Elk Valley residents have been aware of and working together with industry and government on the selenium issue for more than 20 years. Mark Hume’s articles in the Globe and Mail dated October 12 and 19 creates an impression that this problem is new and that people are uninformed of the risk and doing little to remedy its effect.
The community has been participating in processes to better understand the problem and discuss solutions starting with the Selenium Task Force, formed over a decade ago. More recently, the Elk River Alliance (ERA), a community-based water group in the Elk River watershed has attended several workshops and strategic planning sessions on selenium and other constituents of concern.
The first opportunity was with the Strategic Advisory Panel on Selenium Management who tabled their recommendations to Teck in 2010. Teck accepted all of the panel’s recommendations. More recently, a condition in the permit for Teck’s Line Creek mine expansion is to address incremental impacts of all five mines through the Elk Valley by developing a Cumulative Effects Management Framework (CEMF); ERA is part of the Working Group for the Framework. In the spring of 2013, the BC Environment Minister ordered Teck to produce the Elk Valley Water Quality Plan, which involved the community via many focused workshops and on-line public consultation.

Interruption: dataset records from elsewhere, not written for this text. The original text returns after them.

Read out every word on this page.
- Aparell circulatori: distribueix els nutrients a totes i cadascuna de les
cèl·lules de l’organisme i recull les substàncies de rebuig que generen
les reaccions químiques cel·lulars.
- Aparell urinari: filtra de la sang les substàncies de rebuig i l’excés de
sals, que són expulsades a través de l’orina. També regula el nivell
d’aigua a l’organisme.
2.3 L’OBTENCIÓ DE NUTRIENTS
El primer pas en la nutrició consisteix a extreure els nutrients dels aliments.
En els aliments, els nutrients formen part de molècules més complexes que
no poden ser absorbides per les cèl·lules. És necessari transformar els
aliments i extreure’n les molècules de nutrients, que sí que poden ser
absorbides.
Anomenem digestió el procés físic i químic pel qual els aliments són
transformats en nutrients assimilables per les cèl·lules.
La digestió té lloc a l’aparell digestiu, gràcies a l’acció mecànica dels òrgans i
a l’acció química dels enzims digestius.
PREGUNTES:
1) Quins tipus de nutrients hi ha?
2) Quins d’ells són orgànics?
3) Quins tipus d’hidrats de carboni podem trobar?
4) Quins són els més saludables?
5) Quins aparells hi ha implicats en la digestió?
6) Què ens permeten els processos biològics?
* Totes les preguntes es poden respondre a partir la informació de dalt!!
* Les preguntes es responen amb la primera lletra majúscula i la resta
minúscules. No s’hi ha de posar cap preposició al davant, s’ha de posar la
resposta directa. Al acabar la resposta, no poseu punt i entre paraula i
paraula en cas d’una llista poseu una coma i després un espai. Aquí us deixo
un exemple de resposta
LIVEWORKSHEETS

Citizens have also toured Teck’s Line Creek treatment facility to better understand the biological removal of selenium from contaminated water.
Additionally, residents have been talking together about selenium at many public events sponsored by ERA; e.g. Friends Living on Water (FLOW) conversations; H2 oh! Public Forum and Field Trip; and, a Selenium Sunday Dialogue with community members including fly fishers. ERA also collects selenium data through our community-based water-monitoring program on Alexander and Lizard Creeks to compare with Teck’s selenium data.
The challenge of this issue is not just science but integrating it with society and the human experience in order to achieve a sustainable solution. It will require collaboration and an increase in our collective water literacy, in a process that must continue to build trust among community members, industry and government. The community remains focused on what can be done to optimize Teck’s sustainability performance and protect the watershed. The focus of our collective action is stabilization and ultimately reduction of selenium concentrations in the Elk River.